You can also assign masking and reduction rules dynamically. Simply specify a pattern for the table name and column name, and BCV5 will automatically apply the selected masking and reduction algorithm to the tables that match your criteria. Dynamic masking and reduction rules are a subsystem-wide setting. They will be applied to all BCV5 copy tasks that read data from that Db2 subsystem. This way, you can enforce masking for all copy processes that read from production data, for example.

After specifying the masking and reduction criteria, BCV5 generates the complete job chain to extract the data. This includes all steps that are necessary to transfer data from one Db2 subsystem to another. The complete process is automated – It generates the DDL for all objects involved and then executes it in the target environment. If the objects already exist in the target, BCV5 will perform a compatibility check. The process also includes the transfer of the data from the source to the target environment in the fastest way possible.
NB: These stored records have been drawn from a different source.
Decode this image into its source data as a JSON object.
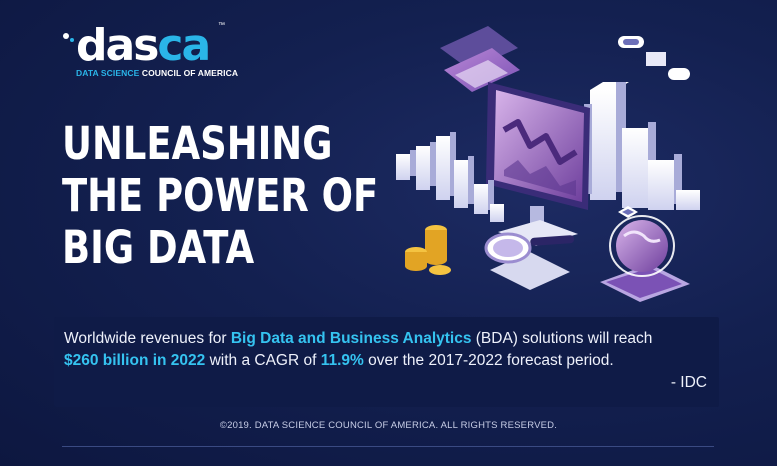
{
  "logo": {
    "wordmark_main": "das",
    "wordmark_accent": "ca",
    "trademark": "™",
    "subtitle_accent": "DATA SCIENCE",
    "subtitle_rest": " COUNCIL OF AMERICA"
  },
  "headline": {
    "line1": "UNLEASHING",
    "line2": "THE POWER OF",
    "line3": "BIG DATA"
  },
  "stat": {
    "part1": "Worldwide revenues for ",
    "highlight1": "Big Data and Business Analytics",
    "part2": " (BDA) solutions will reach",
    "highlight2": "$260 billion in 2022",
    "part3": " with a CAGR of ",
    "highlight3": "11.9%",
    "part4": " over the 2017-2022 forecast period.",
    "source": "- IDC"
  },
  "footer": {
    "copyright": "©2019. DATA SCIENCE COUNCIL OF AMERICA. ALL RIGHTS RESERVED."
  },
  "colors": {
    "background": "#132050",
    "accent": "#35c3f0",
    "panel": "#0f1b47"
  },
  "icons": [
    "monitor-chart-icon",
    "bar-blocks-icon",
    "magnifier-icon",
    "globe-icon",
    "coins-icon",
    "card-icon"
  ]
}
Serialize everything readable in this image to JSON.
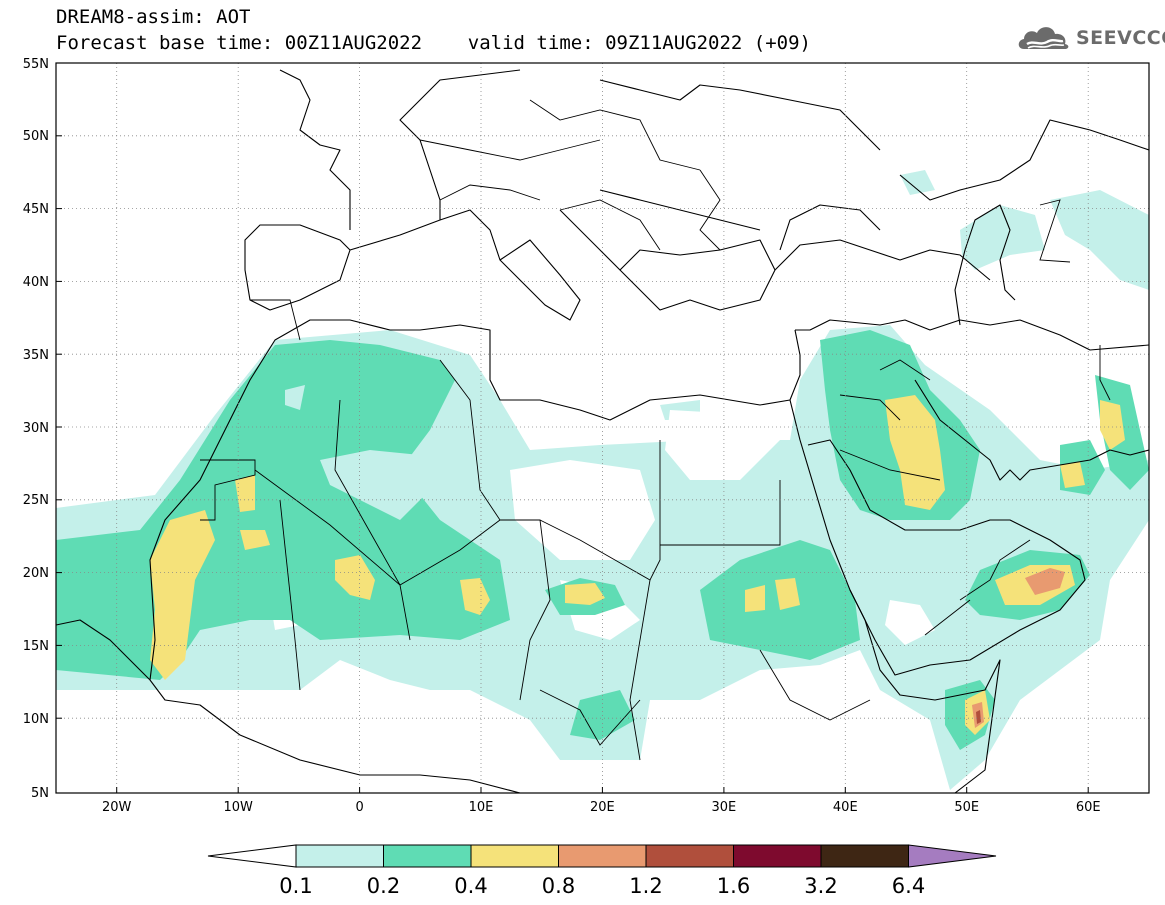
{
  "header": {
    "line1": "DREAM8-assim: AOT",
    "line2": "Forecast base time: 00Z11AUG2022    valid time: 09Z11AUG2022 (+09)"
  },
  "logo": {
    "text": "SEEVCCC",
    "icon": "cloud-icon",
    "color": "#6b6b6b"
  },
  "map": {
    "projection": "lat-lon",
    "lon_range": [
      -25,
      65
    ],
    "lat_range": [
      5,
      55
    ],
    "lat_ticks": [
      "5N",
      "10N",
      "15N",
      "20N",
      "25N",
      "30N",
      "35N",
      "40N",
      "45N",
      "50N",
      "55N"
    ],
    "lon_ticks": [
      "20W",
      "10W",
      "0",
      "10E",
      "20E",
      "30E",
      "40E",
      "50E",
      "60E"
    ],
    "grid": "dotted"
  },
  "colorbar": {
    "levels": [
      "0.1",
      "0.2",
      "0.4",
      "0.8",
      "1.2",
      "1.6",
      "3.2",
      "6.4"
    ],
    "colors": [
      "#c4f0ea",
      "#5fdcb4",
      "#f5e27a",
      "#e89a70",
      "#b04f3c",
      "#7e0a2e",
      "#3e2614",
      "#a57cc0"
    ],
    "extend": "both"
  }
}
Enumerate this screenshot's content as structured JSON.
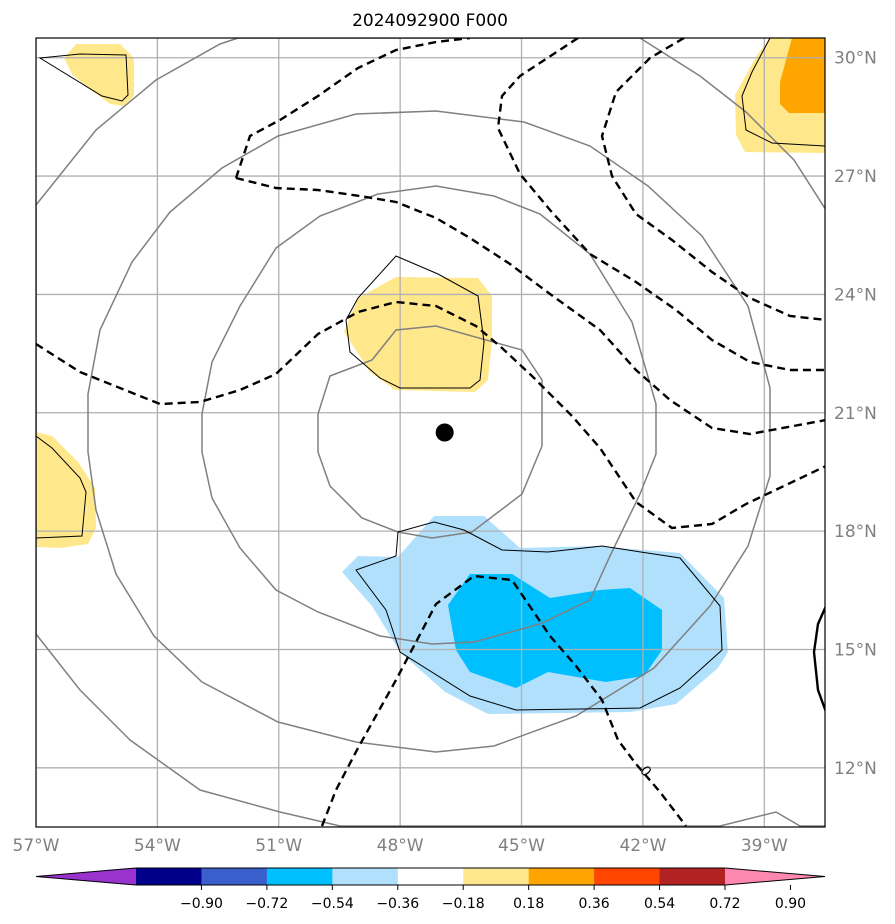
{
  "title": "2024092900 F000",
  "map": {
    "lon_range": [
      -57,
      -37.5
    ],
    "lat_range": [
      10.5,
      30.5
    ],
    "gridlines": true,
    "xticks": [
      {
        "value": -57,
        "label": "57°W"
      },
      {
        "value": -54,
        "label": "54°W"
      },
      {
        "value": -51,
        "label": "51°W"
      },
      {
        "value": -48,
        "label": "48°W"
      },
      {
        "value": -45,
        "label": "45°W"
      },
      {
        "value": -42,
        "label": "42°W"
      },
      {
        "value": -39,
        "label": "39°W"
      }
    ],
    "yticks": [
      {
        "value": 30,
        "label": "30°N"
      },
      {
        "value": 27,
        "label": "27°N"
      },
      {
        "value": 24,
        "label": "24°N"
      },
      {
        "value": 21,
        "label": "21°N"
      },
      {
        "value": 18,
        "label": "18°N"
      },
      {
        "value": 15,
        "label": "15°N"
      },
      {
        "value": 12,
        "label": "12°N"
      }
    ],
    "storm_center": {
      "lon": -46.9,
      "lat": 20.5
    },
    "contour_label": "0",
    "colors": {
      "grid": "#b0b0b0",
      "gray_contour": "#808080",
      "black": "#000000",
      "pale_yellow": "#ffe88c",
      "orange": "#ffa500",
      "light_blue": "#b0e0fc",
      "cyan_blue": "#00bfff"
    }
  },
  "colorbar": {
    "colors": [
      "#9a32cd",
      "#00008b",
      "#3a5fcd",
      "#00bfff",
      "#b0e0fc",
      "#ffffff",
      "#ffe88c",
      "#ffa500",
      "#ff4500",
      "#b22222",
      "#ff88b0"
    ],
    "tick_labels": [
      "−0.90",
      "−0.72",
      "−0.54",
      "−0.36",
      "−0.18",
      "0.18",
      "0.36",
      "0.54",
      "0.72",
      "0.90"
    ],
    "extend": "both"
  }
}
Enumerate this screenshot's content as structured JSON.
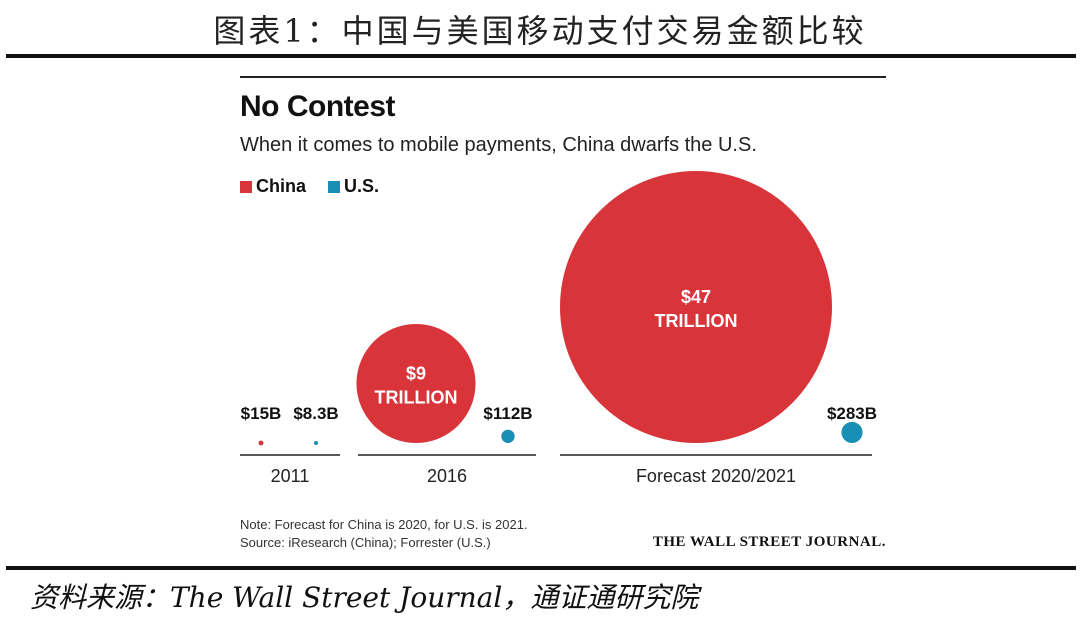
{
  "figure": {
    "caption": "图表1：中国与美国移动支付交易金额比较",
    "source": "资料来源：The Wall Street Journal，通证通研究院"
  },
  "colors": {
    "china": "#d9343a",
    "us": "#1a8fb5",
    "label_on_bubble": "#ffffff"
  },
  "chart_data": {
    "type": "bubble",
    "title": "No Contest",
    "subtitle": "When it comes to mobile payments, China dwarfs the U.S.",
    "legend": [
      {
        "name": "China",
        "color": "#d9343a"
      },
      {
        "name": "U.S.",
        "color": "#1a8fb5"
      }
    ],
    "unit": "USD",
    "groups": [
      {
        "label": "2011",
        "china": {
          "value_billion": 15,
          "label": "$15B"
        },
        "us": {
          "value_billion": 8.3,
          "label": "$8.3B"
        }
      },
      {
        "label": "2016",
        "china": {
          "value_billion": 9000,
          "label_line1": "$9",
          "label_line2": "TRILLION"
        },
        "us": {
          "value_billion": 112,
          "label": "$112B"
        }
      },
      {
        "label": "Forecast 2020/2021",
        "china": {
          "value_billion": 47000,
          "label_line1": "$47",
          "label_line2": "TRILLION"
        },
        "us": {
          "value_billion": 283,
          "label": "$283B"
        }
      }
    ],
    "note": "Note: Forecast for China is 2020, for U.S. is 2021.",
    "source": "Source: iResearch (China); Forrester (U.S.)",
    "publisher": "THE WALL STREET JOURNAL."
  }
}
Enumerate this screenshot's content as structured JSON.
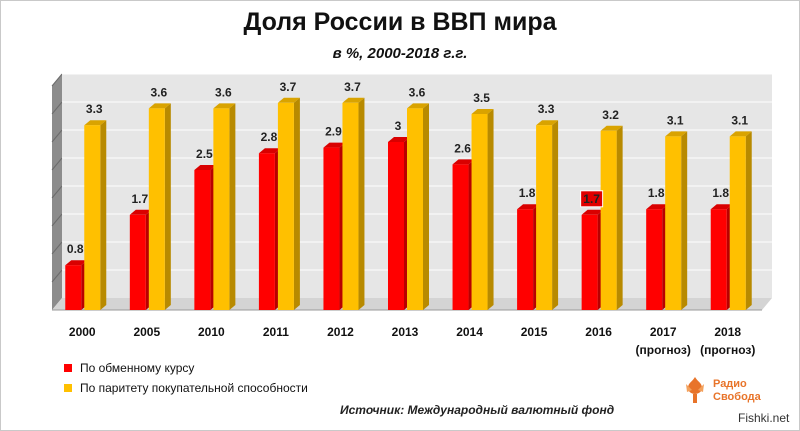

When a table is copied with masking or reduction, the modified data is directly written into the target tablespaces, and target indexes are rebuilt automatically. No temporary data sets that might contain sensitive data are created.

Ensuring Referential Integrity
Specifying a reduction or masking rule for one table may also affect other tables. In many data models tables are related to other tables using referential integrity constraints. Rows from one table must have a corresponding row in a parent table, otherwise the referential integrity is violated.

In the following figure you see how rows of the DEPT and EMP tables relate to each other. The primary and foreign keys of the tables indicate these relationships. If you specify a reduction or masking rule for the DEPT table then you must also specify a corresponding rule for the EMP table.

BCV5 can propagate reduction or masking rules for you. If a table has a reduction or masking rule, it searches the Db2 catalog for child tables and generates default rules for those as well. In this example, if you specify a reduction rule for the DEPT table that extracts only the records for department C01, BCV5 will automatically generate a rule for the EMP table so that only employees in department C01 are copied. This mechanism helps you to identify and correctly process tables that are part of a referential integrity relationship.